I understand that security screening is an incredibly boring job, and it’s hard to stay constantly vigilant. Technological failures are also inevitable. For example, screening technologies we have right now are terrible at detecting the plastic explosive PETN (that’s what the underwear bomber had) and that a disassembled weapon can pretty much always make it through airport security. You can even use items allowed by the TSA to stab people. We haven’t even delved into the discrimination and blatant racial profiling of passengers; where retired police chief Hassan Aden of North Carolina was detained for almost two hours; CNN’s Angela Rye- who has a Homeland Security background- endured a humiliating, invasive pat-down; and trauma surgeon Christine Trankiem was escorted to a private room for an intense search.

“In [the separate room] I found at least two dozen travelers; all but two had varying shades of brown and yellow skin,” Trankiem said. “Never in my life did I ever think that as an American citizen I would be subject to this kind of racial profiling and scrutiny. It makes me fearful of the climate of our country and where we are headed.”

Look, we don’t need perfect airport security. We need security that’s good enough to dissuade someone from building a plot around evading it. If someone is caught with a gun or a bomb, the TSA calls the FBI. Bruce Schneier expertly coined the term “security theater,” and I cannot think of a better description for our TSA. My apologies to the individuals at the agency, but I have yet to see the effectiveness of any of their measures.

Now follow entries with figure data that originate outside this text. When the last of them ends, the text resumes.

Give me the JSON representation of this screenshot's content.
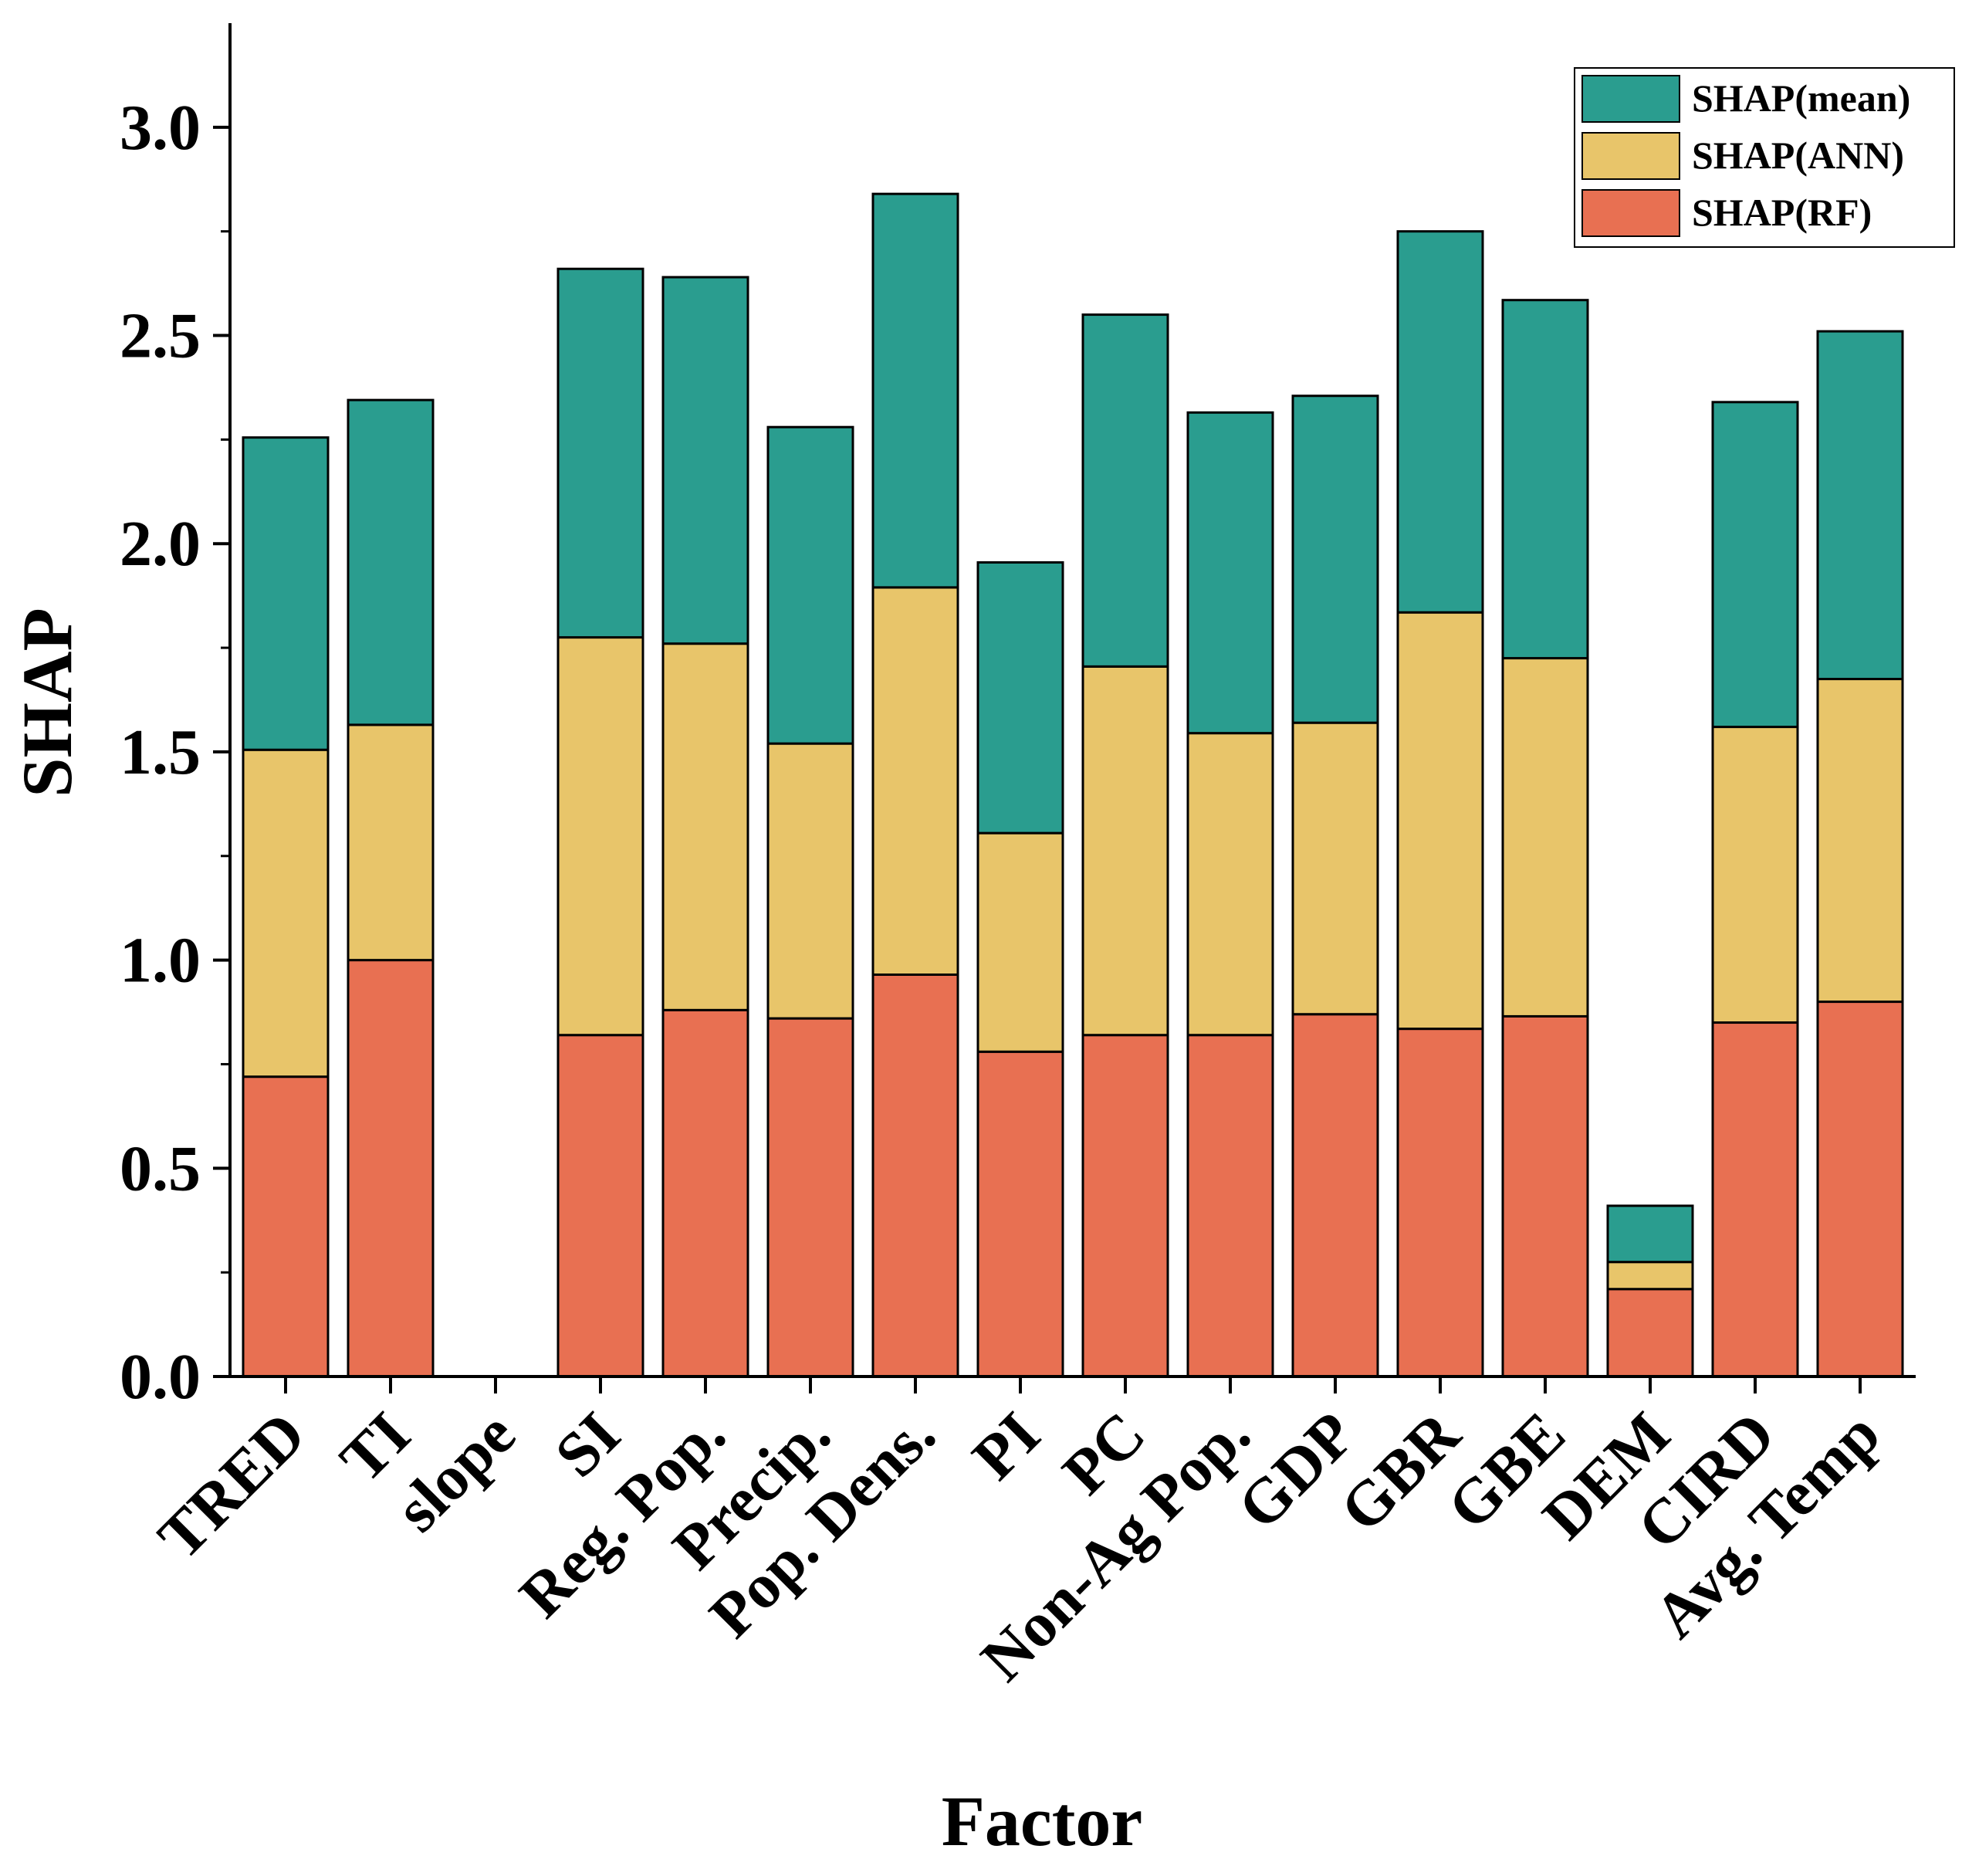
{
  "chart_data": {
    "type": "bar",
    "stacked": true,
    "categories": [
      "TRED",
      "TI",
      "slope",
      "SI",
      "Reg. Pop.",
      "Precip.",
      "Pop. Dens.",
      "PI",
      "PC",
      "Non-Ag Pop.",
      "GDP",
      "GBR",
      "GBE",
      "DEM",
      "CIRD",
      "Avg. Temp"
    ],
    "series": [
      {
        "name": "SHAP(RF)",
        "color": "#E87052",
        "values": [
          0.72,
          1.0,
          0.0,
          0.82,
          0.88,
          0.86,
          0.965,
          0.78,
          0.82,
          0.82,
          0.87,
          0.835,
          0.865,
          0.21,
          0.85,
          0.9
        ]
      },
      {
        "name": "SHAP(ANN)",
        "color": "#E8C56A",
        "values": [
          0.785,
          0.565,
          0.0,
          0.955,
          0.88,
          0.66,
          0.93,
          0.525,
          0.885,
          0.725,
          0.7,
          1.0,
          0.86,
          0.065,
          0.71,
          0.775
        ]
      },
      {
        "name": "SHAP(mean)",
        "color": "#2A9D8F",
        "values": [
          0.75,
          0.78,
          0.0,
          0.885,
          0.88,
          0.76,
          0.945,
          0.65,
          0.845,
          0.77,
          0.785,
          0.915,
          0.86,
          0.135,
          0.78,
          0.835
        ]
      }
    ],
    "xlabel": "Factor",
    "ylabel": "SHAP",
    "ylim": [
      0,
      3.25
    ],
    "yticks": [
      "0.0",
      "0.5",
      "1.0",
      "1.5",
      "2.0",
      "2.5",
      "3.0"
    ],
    "grid": false,
    "legend": {
      "position": "top-right",
      "entries": [
        "SHAP(mean)",
        "SHAP(ANN)",
        "SHAP(RF)"
      ]
    }
  }
}
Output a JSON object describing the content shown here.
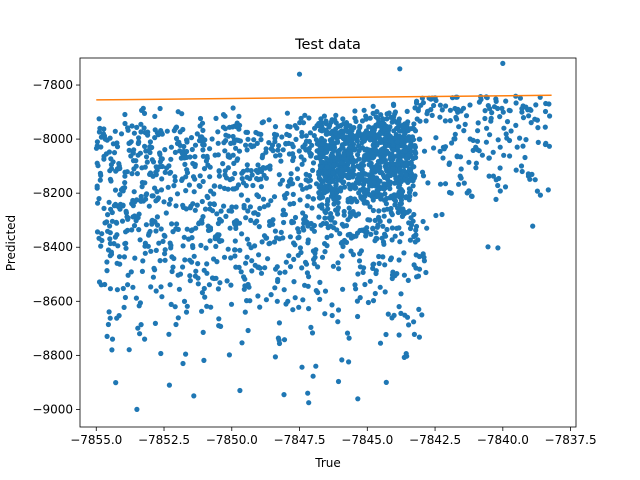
{
  "chart_data": {
    "type": "scatter",
    "title": "Test data",
    "xlabel": "True",
    "ylabel": "Predicted",
    "xlim": [
      -7855.6,
      -7837.3
    ],
    "ylim": [
      -9065,
      -7700
    ],
    "xticks": [
      -7855.0,
      -7852.5,
      -7850.0,
      -7847.5,
      -7845.0,
      -7842.5,
      -7840.0,
      -7837.5
    ],
    "xtick_labels": [
      "−7855.0",
      "−7852.5",
      "−7850.0",
      "−7847.5",
      "−7845.0",
      "−7842.5",
      "−7840.0",
      "−7837.5"
    ],
    "yticks": [
      -9000,
      -8800,
      -8600,
      -8400,
      -8200,
      -8000,
      -7800
    ],
    "ytick_labels": [
      "−9000",
      "−8800",
      "−8600",
      "−8400",
      "−8200",
      "−8000",
      "−7800"
    ],
    "grid": false,
    "colors": {
      "points": "#1f77b4",
      "fit_line": "#ff7f0e"
    },
    "series": [
      {
        "type": "scatter",
        "x_range": [
          -7855.0,
          -7838.2
        ],
        "approx_point_count": 2200,
        "sample_points": [
          {
            "x": -7854.9,
            "y": -8220
          },
          {
            "x": -7854.8,
            "y": -8350
          },
          {
            "x": -7854.6,
            "y": -8730
          },
          {
            "x": -7854.4,
            "y": -8740
          },
          {
            "x": -7853.4,
            "y": -8720
          },
          {
            "x": -7852.3,
            "y": -8910
          },
          {
            "x": -7851.8,
            "y": -8830
          },
          {
            "x": -7851.4,
            "y": -8950
          },
          {
            "x": -7849.7,
            "y": -8930
          },
          {
            "x": -7853.5,
            "y": -9000
          },
          {
            "x": -7847.2,
            "y": -8940
          },
          {
            "x": -7846.9,
            "y": -8840
          },
          {
            "x": -7844.3,
            "y": -8900
          },
          {
            "x": -7843.1,
            "y": -8630
          },
          {
            "x": -7840.0,
            "y": -7720
          },
          {
            "x": -7838.3,
            "y": -7870
          },
          {
            "x": -7839.0,
            "y": -7890
          },
          {
            "x": -7840.6,
            "y": -7960
          },
          {
            "x": -7841.0,
            "y": -8030
          },
          {
            "x": -7841.9,
            "y": -8200
          },
          {
            "x": -7843.8,
            "y": -7740
          },
          {
            "x": -7847.5,
            "y": -7760
          },
          {
            "x": -7849.5,
            "y": -8640
          },
          {
            "x": -7848.0,
            "y": -8610
          }
        ]
      },
      {
        "type": "line",
        "x": [
          -7855.0,
          -7838.2
        ],
        "y": [
          -7855,
          -7838
        ]
      }
    ]
  }
}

The TSA is failing to defend us against the threat of terrorism; thankfully, terrorists are much rarer than we think. Sorry President Trump, I know it goes against your constant fear mongering, but launching a terrorist plot is much more difficult than we think. The attacks being covered by the media as of late are far and few between. The TSA’s consistently high failure rates of detecting threats seem like the overarching powers we’ve given them at airports are just for show, and I find it hard to justify the invasions of privacy and personal space we’ve allowed them.

We need to question why we are constantly expanding the powers given to the TSA, especially as their results are abysmal. Bring it back to a time when a video of a TSA agent using the front of his hands on a 12-year old boy’s genital area would be evidence in a courtroom, not “protocol,” or else it might be time for the curtain to close on this security show.